O vídeo publicado pela Assembleia Geral do povo Kaiowá e Guarani denuncia a violência que o povo Kaiowá sofre enquanto luta para recuperar parte de seu território ancestral.
O assassinato ocorreu na cidade de Iguatemi (MS), na retomada de Pyelito kue. A área integra a Terra Indígena (TI) Iguatemipeguá I, sobreposta à Fazenda Cachoeira e retomada pelos indígenas em 3 de novembro. Desde então, vem sofrendo ataques de pistoleiros, evidenciando a escalada da repressão armada contra os povos indígenas — sustentada pela impunidade garantida pela aliança entre o agronegócio, o Judiciário e o Estado brasileiro.
“Perdemos um guerreiro que sempre esteve na luta em defesa dos direitos dos povos indígenas, Vicente era um dos porta-vozes da comunidade. Não tivemos chance, os jagunços estavam com arma de fogo, calibre .12 e .38 e acertaram um dos nossos”, relata Xe Ryvy Rendy’i, um indígena da comunidade, ao Repórter Brasil.
Cerca de 20 homens armados chegaram atirando na comunidade e incendiaram barracos e pertences dos indígenas foram incendiados e destruídos por um trator. Segundo as lideranças Guarani Kaiowá, eles tiveram que impedir que os pistoleiros levassem o corpo de Vicente e ocultassem o cadáver.

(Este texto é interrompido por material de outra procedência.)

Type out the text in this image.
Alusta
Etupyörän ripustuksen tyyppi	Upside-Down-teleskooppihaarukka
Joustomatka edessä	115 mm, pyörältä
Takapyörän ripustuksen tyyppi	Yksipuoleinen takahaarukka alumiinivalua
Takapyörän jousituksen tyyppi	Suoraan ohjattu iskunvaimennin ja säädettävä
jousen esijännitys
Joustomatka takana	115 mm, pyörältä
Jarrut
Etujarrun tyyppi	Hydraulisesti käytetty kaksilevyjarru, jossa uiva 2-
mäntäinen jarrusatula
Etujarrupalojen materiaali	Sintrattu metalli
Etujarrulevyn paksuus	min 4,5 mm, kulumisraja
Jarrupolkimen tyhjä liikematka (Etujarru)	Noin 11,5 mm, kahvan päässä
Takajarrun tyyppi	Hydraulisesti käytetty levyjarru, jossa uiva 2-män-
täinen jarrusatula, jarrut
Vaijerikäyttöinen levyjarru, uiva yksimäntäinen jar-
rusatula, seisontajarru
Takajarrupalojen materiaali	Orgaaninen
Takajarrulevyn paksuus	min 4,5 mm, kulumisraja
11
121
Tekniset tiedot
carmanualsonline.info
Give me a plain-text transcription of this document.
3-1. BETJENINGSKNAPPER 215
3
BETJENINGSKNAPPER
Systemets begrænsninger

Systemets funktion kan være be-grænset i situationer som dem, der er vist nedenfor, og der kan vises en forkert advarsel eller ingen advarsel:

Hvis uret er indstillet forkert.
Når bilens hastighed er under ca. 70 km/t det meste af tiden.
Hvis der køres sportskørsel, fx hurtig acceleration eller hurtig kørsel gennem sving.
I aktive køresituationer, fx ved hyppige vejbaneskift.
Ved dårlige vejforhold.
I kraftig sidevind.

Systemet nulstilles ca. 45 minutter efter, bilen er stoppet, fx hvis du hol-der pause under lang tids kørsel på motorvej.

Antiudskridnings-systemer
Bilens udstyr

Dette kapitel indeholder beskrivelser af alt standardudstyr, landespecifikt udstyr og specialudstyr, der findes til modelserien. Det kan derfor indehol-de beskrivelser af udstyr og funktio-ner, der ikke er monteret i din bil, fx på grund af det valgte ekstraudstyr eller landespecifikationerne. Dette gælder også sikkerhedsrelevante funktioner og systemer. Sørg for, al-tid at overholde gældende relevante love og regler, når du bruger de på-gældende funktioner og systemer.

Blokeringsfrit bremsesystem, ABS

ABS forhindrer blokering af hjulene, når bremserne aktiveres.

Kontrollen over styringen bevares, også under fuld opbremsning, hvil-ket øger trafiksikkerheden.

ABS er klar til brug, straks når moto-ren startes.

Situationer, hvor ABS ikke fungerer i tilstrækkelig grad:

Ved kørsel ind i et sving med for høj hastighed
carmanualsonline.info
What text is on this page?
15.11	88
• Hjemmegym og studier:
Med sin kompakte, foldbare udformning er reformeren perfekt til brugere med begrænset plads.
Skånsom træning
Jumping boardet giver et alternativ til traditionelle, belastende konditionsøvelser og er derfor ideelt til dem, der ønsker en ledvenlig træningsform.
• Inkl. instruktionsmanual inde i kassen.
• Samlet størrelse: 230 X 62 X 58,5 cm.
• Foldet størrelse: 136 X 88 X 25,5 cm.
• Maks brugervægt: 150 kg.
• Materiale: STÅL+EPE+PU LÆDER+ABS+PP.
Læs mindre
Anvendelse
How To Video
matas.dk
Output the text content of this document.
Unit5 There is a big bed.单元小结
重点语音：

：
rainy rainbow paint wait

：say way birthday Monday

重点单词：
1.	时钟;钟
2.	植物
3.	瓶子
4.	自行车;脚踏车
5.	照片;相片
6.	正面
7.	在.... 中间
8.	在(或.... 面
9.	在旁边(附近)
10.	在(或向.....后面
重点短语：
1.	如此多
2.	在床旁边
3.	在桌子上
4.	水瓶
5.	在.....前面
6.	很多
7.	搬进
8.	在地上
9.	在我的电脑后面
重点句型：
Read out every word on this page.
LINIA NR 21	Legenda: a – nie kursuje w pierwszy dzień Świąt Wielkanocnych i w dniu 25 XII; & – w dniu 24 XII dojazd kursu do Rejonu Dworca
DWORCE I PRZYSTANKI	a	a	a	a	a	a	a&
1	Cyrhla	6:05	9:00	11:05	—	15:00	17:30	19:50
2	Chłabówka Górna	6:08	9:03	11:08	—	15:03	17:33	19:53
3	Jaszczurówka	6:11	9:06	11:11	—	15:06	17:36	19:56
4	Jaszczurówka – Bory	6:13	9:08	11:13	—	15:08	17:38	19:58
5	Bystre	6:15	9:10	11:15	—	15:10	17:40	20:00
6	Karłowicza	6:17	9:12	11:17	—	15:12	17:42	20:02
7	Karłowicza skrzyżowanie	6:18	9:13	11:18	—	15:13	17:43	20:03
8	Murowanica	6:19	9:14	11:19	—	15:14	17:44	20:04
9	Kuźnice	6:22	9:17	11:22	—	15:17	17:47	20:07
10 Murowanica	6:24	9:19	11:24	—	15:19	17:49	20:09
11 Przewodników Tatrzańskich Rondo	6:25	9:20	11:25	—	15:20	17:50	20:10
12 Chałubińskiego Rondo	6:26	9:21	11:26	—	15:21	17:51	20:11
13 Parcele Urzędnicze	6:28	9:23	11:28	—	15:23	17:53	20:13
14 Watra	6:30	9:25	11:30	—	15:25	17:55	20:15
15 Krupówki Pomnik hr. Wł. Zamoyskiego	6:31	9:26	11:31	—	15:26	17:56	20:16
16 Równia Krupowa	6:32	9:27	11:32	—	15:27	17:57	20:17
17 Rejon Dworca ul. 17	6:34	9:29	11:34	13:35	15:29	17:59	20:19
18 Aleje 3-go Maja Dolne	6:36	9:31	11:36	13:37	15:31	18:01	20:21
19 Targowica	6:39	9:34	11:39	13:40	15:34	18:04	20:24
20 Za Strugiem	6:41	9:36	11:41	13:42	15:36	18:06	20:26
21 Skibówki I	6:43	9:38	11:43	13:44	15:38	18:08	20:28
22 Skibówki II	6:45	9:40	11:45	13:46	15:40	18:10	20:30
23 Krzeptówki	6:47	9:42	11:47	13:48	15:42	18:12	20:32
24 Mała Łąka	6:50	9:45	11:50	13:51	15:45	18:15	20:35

Mesmo com o marco temporal julgado inconstitucional pelo STF, a verdade é que o governo Lula segue paralisado diante da ofensiva do agro — e, pior, o fortalece com recursos públicos. O Plano Safra, por exemplo, despeja anualmente bilhões nas mãos desses capitalistas da terra que promovem a violência contra os povos originários. São pelo menos 29 demarcações de terras indígenas pendentes de assinatura do próprio presidente da República, além de centenas de outros processos travados por pura falta de vontade política.
Enquanto isso, Lula se apresenta ao mundo como “líder verde” da COP30, promovendo o marketing climático de um Brasil sustentável, ao mesmo tempo em que mantém alianças com latifundiários, banqueiros e o centrão ruralista. O assassinato de Vicente Fernandes revela, com sangue, que a política de conciliação de classes custa vidas indígenas.
Toda solidariedade ao povo Guarani Kaiowá! Justiça para Vicente Fernandes! Demarcação das terras já!
A verdadeira transição ecológica não virá das COPs, do mercado ou dos governos da conciliação. Ela só será possível pela aliança entre indígenas, trabalhadores e juventude, contra o capitalismo e o extrativismo predatório.